The film asserts the moral superiority of Deckard’s relationship by setting it against the, admittedly, finely drawn world of vice and corruption in which the film takes place. But here, too, the filmmakers are ultimately limited in their vision of what constitutes moral decline. The only sex for sale—human, replicant, or holographic—is provided by women and femmes. We never see replicant men doing sex work or masculine holographic avatars. The shrouded pornographic statues K encounters in the Las Vegas, ruins of the bombed-out city of iniquity and indulgence, are all pouty lips, high heels, and perky breasts. The film, in attempting to conjure the future as a seedy underbelly with no respectable surface remaining, fails to recognize that sex work not inherently immoral nor that there are plenty of worse things you might conjure to describe a world in decline. In a world of whores, then, Rachel is the one Madonna, and her story marks a clear path forward for replicants who seek their freedom—sex must be retaken for reproduction.
It seems ultimately wasteful to build a visually and thematically ambitious science fiction film, one ostensibly about the question of what it means to be human, around the very limited answer that being human means being able to reproduce, ideally within a traditional heterosexual partnership. The idea of the replicants poses interesting and urgent questions about slavery, autonomy, race science, biological essentialism, eugenics, but all are suffocated by the tragedy of the heterosexual nuclear family at the film’s heart.
Blade Runner 2049 is a “good” film. The narrative structure is clean; the mystery unravels at a satisfying tick; and it ties back to the original in a way that at least makes sense, even if it doesn’t make a difference. But why can’t we make good films about other stories? Why can’t we devote a big budget and a talented team of filmmakers to imagining a more interesting future? When do black women get to helm a major reboot? When do trans people get to write stories about their families, their relationships?
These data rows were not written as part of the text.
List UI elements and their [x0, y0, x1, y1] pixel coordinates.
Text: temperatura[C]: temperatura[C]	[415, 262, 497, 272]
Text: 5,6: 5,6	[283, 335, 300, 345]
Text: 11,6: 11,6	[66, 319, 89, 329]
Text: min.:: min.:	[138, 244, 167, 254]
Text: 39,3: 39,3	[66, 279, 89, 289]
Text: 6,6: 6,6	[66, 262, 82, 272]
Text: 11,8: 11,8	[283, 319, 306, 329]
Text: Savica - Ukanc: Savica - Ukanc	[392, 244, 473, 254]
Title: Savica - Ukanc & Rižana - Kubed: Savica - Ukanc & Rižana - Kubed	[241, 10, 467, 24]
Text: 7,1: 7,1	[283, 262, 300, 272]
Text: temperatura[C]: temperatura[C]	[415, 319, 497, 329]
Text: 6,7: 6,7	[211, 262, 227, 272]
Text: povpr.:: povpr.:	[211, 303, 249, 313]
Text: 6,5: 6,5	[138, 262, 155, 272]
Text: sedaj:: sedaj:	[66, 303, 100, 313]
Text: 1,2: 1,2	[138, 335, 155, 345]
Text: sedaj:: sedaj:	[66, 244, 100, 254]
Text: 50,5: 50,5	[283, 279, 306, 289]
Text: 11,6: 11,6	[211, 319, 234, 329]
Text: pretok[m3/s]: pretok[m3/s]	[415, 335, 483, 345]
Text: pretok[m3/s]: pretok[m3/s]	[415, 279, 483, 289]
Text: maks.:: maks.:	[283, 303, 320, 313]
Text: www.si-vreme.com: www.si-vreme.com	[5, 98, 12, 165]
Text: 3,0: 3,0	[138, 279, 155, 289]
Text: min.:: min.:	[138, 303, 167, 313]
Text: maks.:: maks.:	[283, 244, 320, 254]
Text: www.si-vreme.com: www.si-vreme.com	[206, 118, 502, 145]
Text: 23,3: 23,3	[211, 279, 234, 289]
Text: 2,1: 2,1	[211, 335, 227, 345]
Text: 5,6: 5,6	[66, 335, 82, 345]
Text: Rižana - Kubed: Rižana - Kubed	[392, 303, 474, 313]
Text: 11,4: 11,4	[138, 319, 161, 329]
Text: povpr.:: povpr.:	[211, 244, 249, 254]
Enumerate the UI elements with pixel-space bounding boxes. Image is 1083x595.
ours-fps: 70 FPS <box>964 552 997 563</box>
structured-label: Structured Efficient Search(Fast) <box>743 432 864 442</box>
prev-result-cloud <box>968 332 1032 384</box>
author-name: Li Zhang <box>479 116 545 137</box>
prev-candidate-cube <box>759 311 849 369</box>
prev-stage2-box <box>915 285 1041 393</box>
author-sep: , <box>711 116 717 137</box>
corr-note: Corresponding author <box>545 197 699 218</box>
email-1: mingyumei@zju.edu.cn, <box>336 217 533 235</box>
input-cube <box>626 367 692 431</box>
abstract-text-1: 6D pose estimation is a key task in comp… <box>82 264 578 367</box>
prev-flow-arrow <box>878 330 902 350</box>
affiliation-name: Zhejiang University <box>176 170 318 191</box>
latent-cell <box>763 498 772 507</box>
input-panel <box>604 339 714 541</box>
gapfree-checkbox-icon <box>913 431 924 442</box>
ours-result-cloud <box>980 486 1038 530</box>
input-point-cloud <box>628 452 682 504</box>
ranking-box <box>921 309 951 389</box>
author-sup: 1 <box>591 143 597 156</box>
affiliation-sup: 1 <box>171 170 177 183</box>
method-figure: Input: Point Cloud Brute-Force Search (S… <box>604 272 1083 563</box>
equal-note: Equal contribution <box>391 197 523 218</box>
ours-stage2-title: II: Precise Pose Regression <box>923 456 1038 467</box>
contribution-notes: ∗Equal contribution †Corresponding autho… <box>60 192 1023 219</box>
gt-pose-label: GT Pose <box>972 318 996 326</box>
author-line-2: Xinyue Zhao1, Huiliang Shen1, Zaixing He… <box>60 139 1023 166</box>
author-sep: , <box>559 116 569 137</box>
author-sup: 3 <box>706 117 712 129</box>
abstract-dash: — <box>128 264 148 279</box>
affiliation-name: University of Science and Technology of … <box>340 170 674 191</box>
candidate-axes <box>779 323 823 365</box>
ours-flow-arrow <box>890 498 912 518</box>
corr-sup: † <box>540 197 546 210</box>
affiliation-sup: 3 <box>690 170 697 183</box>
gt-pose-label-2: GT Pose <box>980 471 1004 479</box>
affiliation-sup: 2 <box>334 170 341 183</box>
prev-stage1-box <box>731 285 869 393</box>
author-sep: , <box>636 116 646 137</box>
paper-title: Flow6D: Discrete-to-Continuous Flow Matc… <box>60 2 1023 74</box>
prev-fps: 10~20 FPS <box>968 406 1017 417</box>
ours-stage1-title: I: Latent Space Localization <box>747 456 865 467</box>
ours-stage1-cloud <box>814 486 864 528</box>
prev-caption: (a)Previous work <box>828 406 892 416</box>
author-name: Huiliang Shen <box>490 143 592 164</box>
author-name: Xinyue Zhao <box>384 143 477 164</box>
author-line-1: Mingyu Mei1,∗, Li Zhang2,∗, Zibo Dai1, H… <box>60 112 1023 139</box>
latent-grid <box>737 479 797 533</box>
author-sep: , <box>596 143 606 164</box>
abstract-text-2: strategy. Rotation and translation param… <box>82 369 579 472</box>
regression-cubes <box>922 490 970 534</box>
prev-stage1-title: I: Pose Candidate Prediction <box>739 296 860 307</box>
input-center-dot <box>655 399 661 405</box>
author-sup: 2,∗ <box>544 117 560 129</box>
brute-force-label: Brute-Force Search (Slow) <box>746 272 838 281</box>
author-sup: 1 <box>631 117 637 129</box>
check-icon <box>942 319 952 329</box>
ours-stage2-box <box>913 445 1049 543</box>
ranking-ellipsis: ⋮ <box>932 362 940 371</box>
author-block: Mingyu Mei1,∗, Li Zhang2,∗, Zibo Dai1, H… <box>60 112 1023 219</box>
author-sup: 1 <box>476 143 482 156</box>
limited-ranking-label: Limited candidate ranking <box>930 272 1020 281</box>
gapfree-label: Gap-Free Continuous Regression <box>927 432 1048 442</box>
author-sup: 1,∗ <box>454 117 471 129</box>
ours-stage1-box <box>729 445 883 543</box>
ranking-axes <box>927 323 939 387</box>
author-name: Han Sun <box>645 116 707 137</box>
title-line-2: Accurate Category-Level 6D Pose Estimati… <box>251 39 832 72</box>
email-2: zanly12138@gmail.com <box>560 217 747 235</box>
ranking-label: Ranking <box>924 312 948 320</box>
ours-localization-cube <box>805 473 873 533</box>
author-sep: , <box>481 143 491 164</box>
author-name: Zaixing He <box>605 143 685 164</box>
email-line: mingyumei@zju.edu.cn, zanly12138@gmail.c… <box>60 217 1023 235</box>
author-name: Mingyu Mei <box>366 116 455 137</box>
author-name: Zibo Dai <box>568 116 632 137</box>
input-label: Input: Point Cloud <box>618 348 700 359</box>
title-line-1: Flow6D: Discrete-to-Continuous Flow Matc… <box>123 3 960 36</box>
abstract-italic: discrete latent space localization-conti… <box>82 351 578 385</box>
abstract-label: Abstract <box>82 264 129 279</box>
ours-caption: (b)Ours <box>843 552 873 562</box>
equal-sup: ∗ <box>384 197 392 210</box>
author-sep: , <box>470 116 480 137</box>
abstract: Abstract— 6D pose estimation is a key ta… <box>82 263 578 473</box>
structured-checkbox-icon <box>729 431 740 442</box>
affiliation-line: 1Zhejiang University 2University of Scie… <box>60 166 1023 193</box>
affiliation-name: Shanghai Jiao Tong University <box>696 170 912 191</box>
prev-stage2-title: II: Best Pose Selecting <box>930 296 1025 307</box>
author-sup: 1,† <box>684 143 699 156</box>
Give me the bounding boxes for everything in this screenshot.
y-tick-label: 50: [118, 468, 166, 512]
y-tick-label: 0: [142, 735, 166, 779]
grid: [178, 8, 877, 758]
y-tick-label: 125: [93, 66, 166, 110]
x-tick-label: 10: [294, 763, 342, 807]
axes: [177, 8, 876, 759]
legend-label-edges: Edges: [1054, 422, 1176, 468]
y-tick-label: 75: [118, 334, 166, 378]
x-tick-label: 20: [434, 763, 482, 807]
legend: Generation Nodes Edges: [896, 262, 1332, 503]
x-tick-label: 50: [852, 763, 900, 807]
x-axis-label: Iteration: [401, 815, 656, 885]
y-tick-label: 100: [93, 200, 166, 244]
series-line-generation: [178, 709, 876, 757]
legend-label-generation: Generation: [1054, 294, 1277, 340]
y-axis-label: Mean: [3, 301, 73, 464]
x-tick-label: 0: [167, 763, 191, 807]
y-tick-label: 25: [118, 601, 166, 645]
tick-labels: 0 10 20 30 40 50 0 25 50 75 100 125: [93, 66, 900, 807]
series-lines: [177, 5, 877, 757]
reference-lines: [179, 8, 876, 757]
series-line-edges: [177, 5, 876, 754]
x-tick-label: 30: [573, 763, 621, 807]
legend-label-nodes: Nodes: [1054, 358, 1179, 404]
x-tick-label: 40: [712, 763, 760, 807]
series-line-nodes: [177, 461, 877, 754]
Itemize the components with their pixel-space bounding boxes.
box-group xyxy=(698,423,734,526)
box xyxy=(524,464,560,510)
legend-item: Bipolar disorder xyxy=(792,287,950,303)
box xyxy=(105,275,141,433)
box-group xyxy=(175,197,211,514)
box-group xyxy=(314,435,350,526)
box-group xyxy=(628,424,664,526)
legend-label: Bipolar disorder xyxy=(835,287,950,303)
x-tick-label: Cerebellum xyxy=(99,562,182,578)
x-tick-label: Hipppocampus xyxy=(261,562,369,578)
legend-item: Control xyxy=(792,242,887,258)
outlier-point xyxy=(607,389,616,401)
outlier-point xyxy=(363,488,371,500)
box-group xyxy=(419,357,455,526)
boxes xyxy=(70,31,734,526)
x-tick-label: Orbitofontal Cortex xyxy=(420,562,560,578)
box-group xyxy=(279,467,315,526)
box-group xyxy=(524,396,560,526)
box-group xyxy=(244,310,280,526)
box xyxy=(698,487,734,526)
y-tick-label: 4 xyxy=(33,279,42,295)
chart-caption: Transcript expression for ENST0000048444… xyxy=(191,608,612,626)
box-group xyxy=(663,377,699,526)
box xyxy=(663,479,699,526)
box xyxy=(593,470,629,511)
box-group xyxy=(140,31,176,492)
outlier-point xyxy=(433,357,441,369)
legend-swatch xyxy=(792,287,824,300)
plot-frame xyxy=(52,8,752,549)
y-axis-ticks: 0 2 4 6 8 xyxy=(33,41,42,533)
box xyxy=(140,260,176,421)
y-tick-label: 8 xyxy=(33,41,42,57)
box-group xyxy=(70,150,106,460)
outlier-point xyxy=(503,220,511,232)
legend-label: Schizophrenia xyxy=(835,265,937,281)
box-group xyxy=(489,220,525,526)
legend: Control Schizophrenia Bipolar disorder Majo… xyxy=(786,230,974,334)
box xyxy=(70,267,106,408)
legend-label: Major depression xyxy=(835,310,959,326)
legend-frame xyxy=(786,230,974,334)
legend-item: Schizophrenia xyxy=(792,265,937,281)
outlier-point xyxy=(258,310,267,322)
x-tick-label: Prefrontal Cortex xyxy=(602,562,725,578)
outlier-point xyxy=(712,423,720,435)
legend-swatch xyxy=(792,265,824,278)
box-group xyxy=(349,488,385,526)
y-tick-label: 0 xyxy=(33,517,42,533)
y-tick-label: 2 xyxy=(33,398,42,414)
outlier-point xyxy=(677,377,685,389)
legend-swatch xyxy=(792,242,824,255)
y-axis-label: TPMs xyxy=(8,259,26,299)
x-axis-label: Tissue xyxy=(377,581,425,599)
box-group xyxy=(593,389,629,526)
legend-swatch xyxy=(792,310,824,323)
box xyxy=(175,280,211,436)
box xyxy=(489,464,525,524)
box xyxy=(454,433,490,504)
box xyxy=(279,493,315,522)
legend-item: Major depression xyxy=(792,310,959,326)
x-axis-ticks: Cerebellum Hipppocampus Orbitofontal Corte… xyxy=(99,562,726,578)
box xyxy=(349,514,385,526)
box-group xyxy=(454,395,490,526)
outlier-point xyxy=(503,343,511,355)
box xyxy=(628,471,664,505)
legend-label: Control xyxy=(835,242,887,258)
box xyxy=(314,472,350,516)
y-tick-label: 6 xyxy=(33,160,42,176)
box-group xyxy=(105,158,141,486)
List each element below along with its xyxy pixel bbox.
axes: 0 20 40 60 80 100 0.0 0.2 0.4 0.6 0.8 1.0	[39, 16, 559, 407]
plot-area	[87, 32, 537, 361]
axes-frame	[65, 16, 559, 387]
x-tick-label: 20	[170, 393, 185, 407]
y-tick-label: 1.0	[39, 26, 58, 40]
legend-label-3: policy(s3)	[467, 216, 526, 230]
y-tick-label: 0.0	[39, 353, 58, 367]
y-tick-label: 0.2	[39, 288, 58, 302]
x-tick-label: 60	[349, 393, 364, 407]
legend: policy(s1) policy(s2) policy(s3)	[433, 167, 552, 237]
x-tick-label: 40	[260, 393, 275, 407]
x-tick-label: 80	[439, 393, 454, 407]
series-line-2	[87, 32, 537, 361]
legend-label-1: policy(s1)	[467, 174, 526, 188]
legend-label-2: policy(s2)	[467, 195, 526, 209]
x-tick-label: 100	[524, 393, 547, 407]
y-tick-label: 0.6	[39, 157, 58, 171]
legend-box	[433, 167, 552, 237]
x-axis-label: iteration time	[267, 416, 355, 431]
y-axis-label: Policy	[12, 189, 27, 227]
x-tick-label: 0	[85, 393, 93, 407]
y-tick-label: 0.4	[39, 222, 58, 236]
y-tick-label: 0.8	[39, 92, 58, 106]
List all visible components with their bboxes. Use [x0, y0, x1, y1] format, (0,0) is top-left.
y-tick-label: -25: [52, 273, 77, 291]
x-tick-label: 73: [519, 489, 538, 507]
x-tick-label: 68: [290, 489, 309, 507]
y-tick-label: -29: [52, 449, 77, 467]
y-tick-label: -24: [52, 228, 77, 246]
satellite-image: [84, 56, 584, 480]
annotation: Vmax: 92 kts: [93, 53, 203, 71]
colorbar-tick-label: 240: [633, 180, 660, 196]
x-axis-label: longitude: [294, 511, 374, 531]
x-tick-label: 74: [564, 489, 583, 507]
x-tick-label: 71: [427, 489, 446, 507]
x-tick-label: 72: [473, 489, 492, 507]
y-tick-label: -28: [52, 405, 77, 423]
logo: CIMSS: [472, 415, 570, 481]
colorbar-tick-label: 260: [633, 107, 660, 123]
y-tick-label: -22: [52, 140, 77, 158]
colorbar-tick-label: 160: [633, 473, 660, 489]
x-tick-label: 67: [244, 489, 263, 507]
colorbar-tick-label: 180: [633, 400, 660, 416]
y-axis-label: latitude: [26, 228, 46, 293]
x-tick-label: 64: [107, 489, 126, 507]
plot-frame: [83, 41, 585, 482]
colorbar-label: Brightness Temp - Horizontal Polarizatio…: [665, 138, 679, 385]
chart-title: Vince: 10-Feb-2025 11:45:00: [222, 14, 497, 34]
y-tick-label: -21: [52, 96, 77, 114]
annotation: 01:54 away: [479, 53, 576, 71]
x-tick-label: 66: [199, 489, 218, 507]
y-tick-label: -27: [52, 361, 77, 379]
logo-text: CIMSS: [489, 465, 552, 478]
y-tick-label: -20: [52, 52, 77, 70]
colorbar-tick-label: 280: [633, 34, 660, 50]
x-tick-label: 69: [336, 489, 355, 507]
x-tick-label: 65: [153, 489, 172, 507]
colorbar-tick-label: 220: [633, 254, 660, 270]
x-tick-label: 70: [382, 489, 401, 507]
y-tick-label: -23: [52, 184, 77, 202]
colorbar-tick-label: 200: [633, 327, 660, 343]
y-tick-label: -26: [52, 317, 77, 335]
The dead space between the stars seems to me a horror that only a cis man would deem big enough to spin into a world-shattering tragedy, notwithstanding the personal, but ultimately smaller, suffering of infertility. There are plenty of women who pay good money for drugs or implants to keep their own interstellar space as barren as possible. There are women who don’t have wombs; there are men who do. The world we live in is shot through with richness, with variance, with stories aching to be told, and deserve the kind of artistic investment 2049 ultimately squandered on the most conservative, the most mainstream, the most boring vision of what really moves the world.